Readers, keep your eyes on Animal Science Products, Inc. v. Hebei Welcome Pharmaceutical Co., a case that the Supreme Court has just agreed to hear. Here is SCOTUSBlog’s description of the case:

The case arose when U.S. companies that purchase Vitamin C from … Chinese companies filed lawsuits against a group of Chinese companies, alleging that the Chinese companies had violated U.S. antitrust laws by conspiring, through a group known as the China Chamber of Commerce, to fix the prices and quantities of Vitamin C. The Chinese companies asked the U.S. court to throw the cases out. They acknowledged that they had fixed prices and quantities of Vitamin C, but argued that they were required to do so under Chinese law—an assertion confirmed in a “friend of the court” brief filed by the Chinese government.

The district court rejected the Chinese companies’ request, reasoning that (despite the argument to the contrary by the Chinese government) the price-fixing was not mandated by Chinese law. The case went to a jury, which awarded the U.S. companies $147 million in damages. On appeal, the U.S. Court of Appeals for the 2nd Circuit reversed, ruling that it was “bound to defer” to the Chinese government’s characterization of Chinese law.

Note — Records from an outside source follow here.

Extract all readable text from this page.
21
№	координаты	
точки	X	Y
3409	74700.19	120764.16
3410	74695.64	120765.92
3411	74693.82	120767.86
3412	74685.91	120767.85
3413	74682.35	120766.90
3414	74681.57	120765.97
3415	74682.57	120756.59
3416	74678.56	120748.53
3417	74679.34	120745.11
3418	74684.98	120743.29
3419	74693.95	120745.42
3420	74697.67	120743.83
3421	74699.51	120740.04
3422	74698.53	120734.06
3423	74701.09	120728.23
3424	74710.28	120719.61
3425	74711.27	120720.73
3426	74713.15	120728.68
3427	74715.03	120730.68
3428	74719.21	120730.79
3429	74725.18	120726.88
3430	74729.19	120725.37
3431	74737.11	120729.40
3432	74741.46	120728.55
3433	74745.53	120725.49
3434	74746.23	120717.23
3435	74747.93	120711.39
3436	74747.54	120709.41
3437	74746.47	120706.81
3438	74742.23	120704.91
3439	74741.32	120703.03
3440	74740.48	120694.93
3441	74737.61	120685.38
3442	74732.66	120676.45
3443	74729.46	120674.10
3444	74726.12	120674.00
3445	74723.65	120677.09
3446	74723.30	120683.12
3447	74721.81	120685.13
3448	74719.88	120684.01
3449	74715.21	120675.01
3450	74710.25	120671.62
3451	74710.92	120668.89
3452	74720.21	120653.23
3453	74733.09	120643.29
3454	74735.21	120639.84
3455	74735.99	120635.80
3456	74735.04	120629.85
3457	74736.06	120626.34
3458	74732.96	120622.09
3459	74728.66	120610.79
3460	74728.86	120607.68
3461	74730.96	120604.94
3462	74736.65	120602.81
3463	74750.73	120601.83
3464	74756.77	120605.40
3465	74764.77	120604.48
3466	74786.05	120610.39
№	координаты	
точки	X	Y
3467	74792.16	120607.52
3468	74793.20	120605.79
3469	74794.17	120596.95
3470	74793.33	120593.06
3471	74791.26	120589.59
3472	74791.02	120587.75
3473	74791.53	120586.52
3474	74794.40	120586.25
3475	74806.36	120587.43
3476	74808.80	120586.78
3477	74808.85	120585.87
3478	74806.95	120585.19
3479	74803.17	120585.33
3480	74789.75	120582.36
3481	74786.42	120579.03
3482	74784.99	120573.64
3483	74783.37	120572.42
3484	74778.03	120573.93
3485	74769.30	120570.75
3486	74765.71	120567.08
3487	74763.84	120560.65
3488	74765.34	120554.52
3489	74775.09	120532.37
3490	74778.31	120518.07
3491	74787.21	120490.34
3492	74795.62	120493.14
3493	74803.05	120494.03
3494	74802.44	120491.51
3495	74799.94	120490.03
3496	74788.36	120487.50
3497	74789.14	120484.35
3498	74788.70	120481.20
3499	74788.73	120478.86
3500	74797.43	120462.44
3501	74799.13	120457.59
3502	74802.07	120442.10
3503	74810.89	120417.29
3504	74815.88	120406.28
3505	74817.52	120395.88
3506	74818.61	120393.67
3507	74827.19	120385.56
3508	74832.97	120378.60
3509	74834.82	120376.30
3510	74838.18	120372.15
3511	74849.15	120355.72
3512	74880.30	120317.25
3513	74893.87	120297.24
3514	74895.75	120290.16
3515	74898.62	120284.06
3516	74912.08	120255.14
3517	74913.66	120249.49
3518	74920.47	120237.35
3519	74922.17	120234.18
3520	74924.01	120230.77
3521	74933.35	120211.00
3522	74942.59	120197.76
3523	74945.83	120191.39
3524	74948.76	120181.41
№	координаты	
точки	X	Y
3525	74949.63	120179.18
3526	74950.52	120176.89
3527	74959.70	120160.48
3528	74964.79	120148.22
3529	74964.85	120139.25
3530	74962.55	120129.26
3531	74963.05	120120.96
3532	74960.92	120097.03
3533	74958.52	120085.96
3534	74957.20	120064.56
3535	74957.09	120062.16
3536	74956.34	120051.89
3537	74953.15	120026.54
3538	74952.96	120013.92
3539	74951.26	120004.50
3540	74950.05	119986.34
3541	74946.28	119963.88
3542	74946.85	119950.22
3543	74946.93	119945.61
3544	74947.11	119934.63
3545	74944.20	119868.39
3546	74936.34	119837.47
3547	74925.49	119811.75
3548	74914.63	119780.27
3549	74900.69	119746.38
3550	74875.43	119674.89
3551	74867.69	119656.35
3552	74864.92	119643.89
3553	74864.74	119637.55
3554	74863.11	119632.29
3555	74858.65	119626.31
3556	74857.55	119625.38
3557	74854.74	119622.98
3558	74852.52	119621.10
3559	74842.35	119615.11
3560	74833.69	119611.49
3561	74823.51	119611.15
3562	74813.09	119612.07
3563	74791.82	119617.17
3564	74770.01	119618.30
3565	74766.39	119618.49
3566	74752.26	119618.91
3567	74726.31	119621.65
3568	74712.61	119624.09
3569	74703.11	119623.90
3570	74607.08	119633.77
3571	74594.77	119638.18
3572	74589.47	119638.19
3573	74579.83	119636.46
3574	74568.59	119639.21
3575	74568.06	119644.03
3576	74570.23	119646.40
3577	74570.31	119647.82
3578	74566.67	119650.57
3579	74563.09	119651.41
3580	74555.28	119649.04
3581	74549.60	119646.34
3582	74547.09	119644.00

The question the Court agreed to answer (Question 2 presented in the Petition for cert.), is:

Whether a court may exercise independent review of an appearing foreign sovereign’s interpretation of its domestic law (as held by the Fifth, Sixth, Seventh, Eleventh, and D.C. Circuits), or whether a court is “bound to defer” to a foreign government’s legal statement, as a matter of international comity, whenever the foreign government appears before the court (as held by the opinion below in accord with the Ninth Circuit).

I have a perspective on this question—I lost an appellate case recently because the court, without spelling out the comity issues, deferred to a foreign government’s interpretation of its own law. My client worked for a foreign government in Boston and was injured on the job. The foreign government didn’t have workers’ compensation insurance. It made some payments to the worker but then stopped. She brought a claim against the trust fund the Commonwealth had established to compensate employees of uninsured employers. Under the statute, a worker is not entitled to benefits from the trust fund if she was entitled to benefits under the law of another jurisdiction. Our argument was that the foreign government’s law made it permissible to pay the worker benefits, but that she was not entitled to them. There were no cases on point construing the foreign law. But the foreign government had provided a witness who testified that under the foreign law the worker was indeed entitled to the benefits. While we had strong textual arguments, the court essentially deferred to the foreign government’s view of its own law. This seemed to me particularly inappropriate because the foreign government itself was a party to the dispute. A rule that defers to foreign governments about the meaning of their own law makes the foreign governments the judges of their own disputes and would be unjust for that reason. The same would be true in cases involving state-run enterprises, for example, or even in cases where the foreign state has an interest in the outcome.